Immense, immersive, haunting, beautiful. These words circle in my mind every single time I spin Del Fuoco, the fifth album from the Italian instrumental post-metal/rock group Threestepstotheocean, for whom we had the pleasure to also premiere a track earlier this summer. Writing the article for “Notte In Pieno Giorno” was my first touch with the quartet as well, and right from the opening notes, it was clear that the album is shaping up to be of a rather significant and colossal kind. And I wasn’t wrong in the slightest.
After the profound amazement that the aforementioned single was able to inflict, it was a no-brainer that I’m in for a pleasant journey when I took a deep dive into the band’s earlier discography. In anticipation of Del Fuoco, I had some time to digest their essence and the various undertones of their vibrant appearance, while still trying to keep myself as receptive as possible. After all, it’s always better to go into new things unbiased, even though that certain kind of nervousness creeps on the background at times. Threestepstotheocean‘s career-spanning growth feels constant, gradual, and natural, and the pre-released tracks didn’t hint otherwise. If anything, they underlined the fact that the band has taken their sweet time with writing the album, as the material proves out to be a tremendous leap forward musically.
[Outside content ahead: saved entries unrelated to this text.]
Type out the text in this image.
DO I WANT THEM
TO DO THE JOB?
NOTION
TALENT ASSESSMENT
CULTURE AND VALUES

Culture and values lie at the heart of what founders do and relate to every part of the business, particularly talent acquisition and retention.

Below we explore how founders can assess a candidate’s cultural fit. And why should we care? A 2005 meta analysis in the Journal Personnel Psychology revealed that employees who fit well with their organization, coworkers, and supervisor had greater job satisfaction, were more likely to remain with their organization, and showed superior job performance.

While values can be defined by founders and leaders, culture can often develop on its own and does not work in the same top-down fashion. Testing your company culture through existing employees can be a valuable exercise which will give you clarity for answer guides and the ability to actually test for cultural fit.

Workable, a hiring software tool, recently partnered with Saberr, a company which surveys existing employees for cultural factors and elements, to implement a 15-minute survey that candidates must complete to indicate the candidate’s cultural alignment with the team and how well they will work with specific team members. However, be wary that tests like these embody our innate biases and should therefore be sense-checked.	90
The album starts with the deafening screeches of the intro track “Canto Ai Vivi”, that flows seamlessly to the first full-fledged song “Dal Deserto”. Chopping these two into separate tracks on paper is a tad odd, considering that longer lengths is definitely not an issue for Threestepstotheocean. But, artistic decisions and all that. Either way, “Dal Deserto” kicks in with force and engulfs the listener fully, and this transcendent state really doesn’t give in until the silence marking the end of the album settles in. The track, much as the rest as well, fluently switches between prodigious heaviness and ominous, calmer moments, tying everything together niftily. I also have to say that the band utilizes rhythms, tempos, and their respective changes in more clever manner than most, and this becomes particularly clear during the third track “Fiori Immortali”, and it’s shifting doom passages topped with howling synths and enveloping melancholy.
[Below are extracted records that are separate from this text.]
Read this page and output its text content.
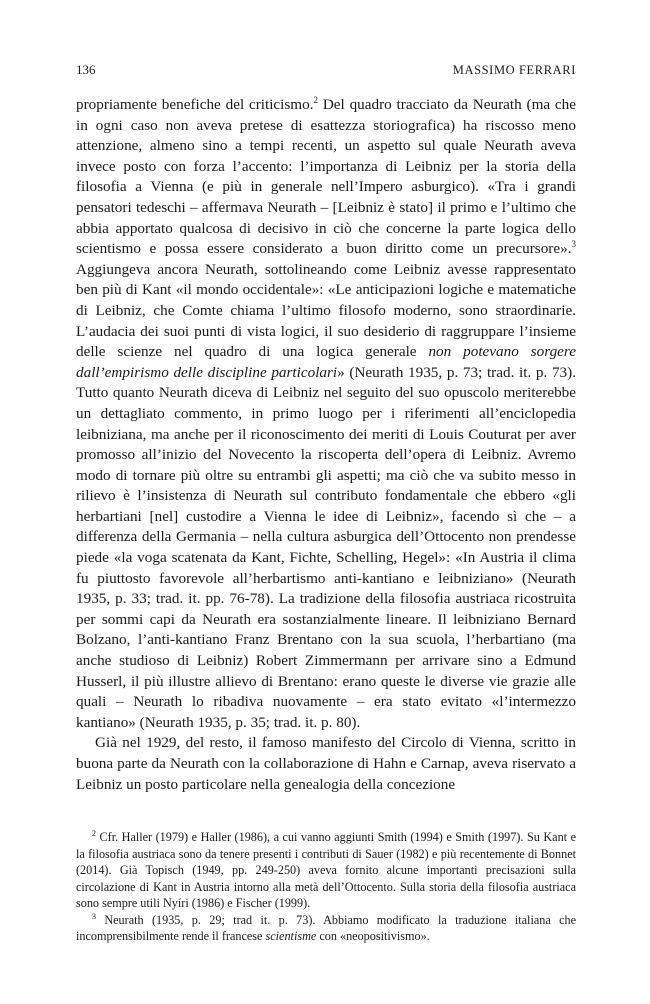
136	MASSIMO FERRARI

propriamente benefiche del criticismo.$^2$ Del quadro tracciato da Neurath (ma che in ogni caso non aveva pretese di esattezza storiografica) ha riscosso meno attenzione, almeno sino a tempi recenti, un aspetto sul quale Neurath aveva invece posto con forza l’accento: l’importanza di Leibniz per la storia della filosofia a Vienna (e più in generale nell’Impero asburgico). «Tra i grandi pensatori tedeschi – affermava Neurath – [Leibniz è stato] il primo e l’ultimo che abbia apportato qualcosa di decisivo in ciò che concerne la parte logica dello scientismo e possa essere considerato a buon diritto come un precursore».$^3$ Aggiungeva ancora Neurath, sottolineando come Leibniz avesse rappresentato ben più di Kant «il mondo occidentale»: «Le anticipazioni logiche e matematiche di Leibniz, che Comte chiama l’ultimo filosofo moderno, sono straordinarie. L’audacia dei suoi punti di vista logici, il suo desiderio di raggruppare l’insieme delle scienze nel quadro di una logica generale non potevano sorgere dall’empirismo delle discipline particolari» (Neurath 1935, p. 73; trad. it. p. 73). Tutto quanto Neurath diceva di Leibniz nel seguito del suo opuscolo meriterebbe un dettagliato commento, in primo luogo per i riferimenti all’enciclopedia leibniziana, ma anche per il riconoscimento dei meriti di Louis Couturat per aver promosso all’inizio del Novecento la riscoperta dell’opera di Leibniz. Avremo modo di tornare più oltre su entrambi gli aspetti; ma ciò che va subito messo in rilievo è l’insistenza di Neurath sul contributo fondamentale che ebbero «gli herbartiani [nel] custodire a Vienna le idee di Leibniz», facendo sì che – a differenza della Germania – nella cultura asburgica dell’Ottocento non prendesse piede «la voga scatenata da Kant, Fichte, Schelling, Hegel»: «In Austria il clima fu piuttosto favorevole all’herbartismo anti-kantiano e leibniziano» (Neurath 1935, p. 33; trad. it. pp. 76-78). La tradizione della filosofia austriaca ricostruita per sommi capi da Neurath era sostanzialmente lineare. Il leibniziano Bernard Bolzano, l’anti-kantiano Franz Brentano con la sua scuola, l’herbartiano (ma anche studioso di Leibniz) Robert Zimmermann per arrivare sino a Edmund Husserl, il più illustre allievo di Brentano: erano queste le diverse vie grazie alle quali – Neurath lo ribadiva nuovamente – era stato evitato «l’intermezzo kantiano» (Neurath 1935, p. 35; trad. it. p. 80).

Già nel 1929, del resto, il famoso manifesto del Circolo di Vienna, scritto in buona parte da Neurath con la collaborazione di Hahn e Carnap, aveva riservato a Leibniz un posto particolare nella genealogia della concezione

$^2$ Cfr. Haller (1979) e Haller (1986), a cui vanno aggiunti Smith (1994) e Smith (1997). Su Kant e la filosofia austriaca sono da tenere presenti i contributi di Sauer (1982) e più recentemente di Bonnet (2014). Già Topisch (1949, pp. 249-250) aveva fornito alcune importanti precisazioni sulla circolazione di Kant in Austria intorno alla metà dell’Ottocento. Sulla storia della filosofia austriaca sono sempre utili Nyíri (1986) e Fischer (1999).

$^3$ Neurath (1935, p. 29; trad it. p. 73). Abbiamo modificato la traduzione italiana che incomprensibilmente rende il francese scientisme con «neopositivismo».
“Profezie Dalle Rovine” takes a turn into a faster direction, also rather strangely satisfying your blast beat needs nicely along the way, until reverting back to a more subtle atmosphere, continuing to evolve into a crescendo, and eventually into a grand release. It’s a good feat that after hitting play, you never know where you’re headed, let alone where you’ll end up. Threestepstotheocean really puts this idea to use, and besides the great writing and humongous dynamic, that’s definitely among Del Fuoco‘s strongest aspects. This slowly unfolding, journey-like approach reaches its peak on the following pair of “Dispersi” and “Notte In Pieno Giorno”, both being completely different in terms of structure and overall sound, yet sharing a single soul. These are also perfect instances of the mentioned dynamic range, that is truly ample and remarkable.
The last track “Arcangeli Con Le Trombe, Diavoli Coi Tromboni” is an epic and fitting closing piece, even if it employs a more standard post-metal aesthetic. While it doesn’t exactly produce any huge revelations, it’s still an impactful addition to the album’s dramatic arc, and leaves a soothing, but fragile aftertaste in its wake.
Summarizing Del Fuoco is a rather difficult task, since dumbing such an overwhelming effort down into words would honestly require a language that isn’t invented yet. Or well, frankly, music actually is that exact language, and you simply have to hear it to understand it. So what the hell am I babbling on about? Just make sure to give the album a listen when you can, to fully savour the experience it offers. Fully comprehending it takes a moment, but it’s worth every damn second spent with it.